NVIDIA Tools Extension (NVTX) for CUDA 11 (Python Bindings)
NVTX (NVIDIA Tools Extension SDK) is a cross-platform C-based API with Python, C++, and Rust wrappers, used for annotating events, code ranges, and resources within applications. This allows developers to gain contextual information for performance analysis and visualization using NVIDIA developer tools such as Nsight Systems, Nsight Compute, and Nsight Graphics. The `nvidia-nvtx-cu11` package provides the NVTX Python bindings specifically compiled for CUDA 11 environments, enabling Python applications to leverage NVTX for profiling.

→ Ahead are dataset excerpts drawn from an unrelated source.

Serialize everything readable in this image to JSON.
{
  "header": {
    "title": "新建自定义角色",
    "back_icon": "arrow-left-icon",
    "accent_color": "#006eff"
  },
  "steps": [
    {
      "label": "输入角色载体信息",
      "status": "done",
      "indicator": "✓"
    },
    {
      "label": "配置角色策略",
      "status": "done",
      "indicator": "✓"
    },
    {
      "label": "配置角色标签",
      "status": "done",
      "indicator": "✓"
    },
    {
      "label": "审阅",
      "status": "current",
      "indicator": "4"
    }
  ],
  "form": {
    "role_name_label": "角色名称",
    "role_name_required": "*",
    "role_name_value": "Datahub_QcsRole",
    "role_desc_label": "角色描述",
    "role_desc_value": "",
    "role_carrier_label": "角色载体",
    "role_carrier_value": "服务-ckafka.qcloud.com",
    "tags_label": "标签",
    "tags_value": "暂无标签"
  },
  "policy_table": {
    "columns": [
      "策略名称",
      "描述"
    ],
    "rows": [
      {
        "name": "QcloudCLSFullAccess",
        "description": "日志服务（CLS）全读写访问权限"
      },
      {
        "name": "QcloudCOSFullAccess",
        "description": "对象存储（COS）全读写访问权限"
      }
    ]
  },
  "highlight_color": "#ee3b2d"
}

It is currently at version 11.8.86. The underlying Python API is exposed via the `nvtx` module, which also has a separate PyPI distribution and a more frequent release cadence.
Warnings
- breaking NVTX v2 (e.g., nvToolsExt.h) is deprecated in favor of NVTX v3. Using older NVTX versions or C/C++ code compiled with NVTX v2 headers alongside newer CUDA toolkits (e.g., CUDA 12.x and above) can lead to compilation failures or undefined runtime behavior, especially with custom CUDA extensions. The Python bindings for NVTX generally use NVTX v3.
- gotcha Profiling Python applications that use the `multiprocessing` module with NVIDIA Nsight Systems and NVTX enabled can cause the script to hang indefinitely or result in incomplete profiling data on Linux. This is often due to the default 'fork' start method not being compatible with Nsight Systems' injection mechanism.
- gotcha While NVTX Python bindings offer automatic function annotation, enabling it introduces significant overhead (potentially more than 10x) to every function call. This can severely degrade application runtime performance.
- gotcha Creating NVTX domains is a relatively expensive operation. It is recommended to create domains sparingly, typically one per library or major application component, rather than for fine-grained event grouping.
- gotcha NVTX is designed for annotating host-side (CPU) events and ranges that interact with GPU operations. It is not supported for direct annotation within GPU code (e.g., CUDA `__device__` functions).
Install
-
pip install nvidia-nvtx-cu11 -
conda install -c conda-forge nvtx
Imports
- nvtx
import nvtx
Quickstart
import time
import nvtx
@nvtx.annotate(color="blue", message="my_function_range")
def my_function():
for i in range(2):
with nvtx.annotate("loop_iteration", color="red", category=i):
time.sleep(0.05) # Simulate some work
if __name__ == "__main__":
my_function()
print("Execution finished. To profile, run with NVIDIA Nsight Systems: `nsys profile -t nvtx python <your_script_name>.py`")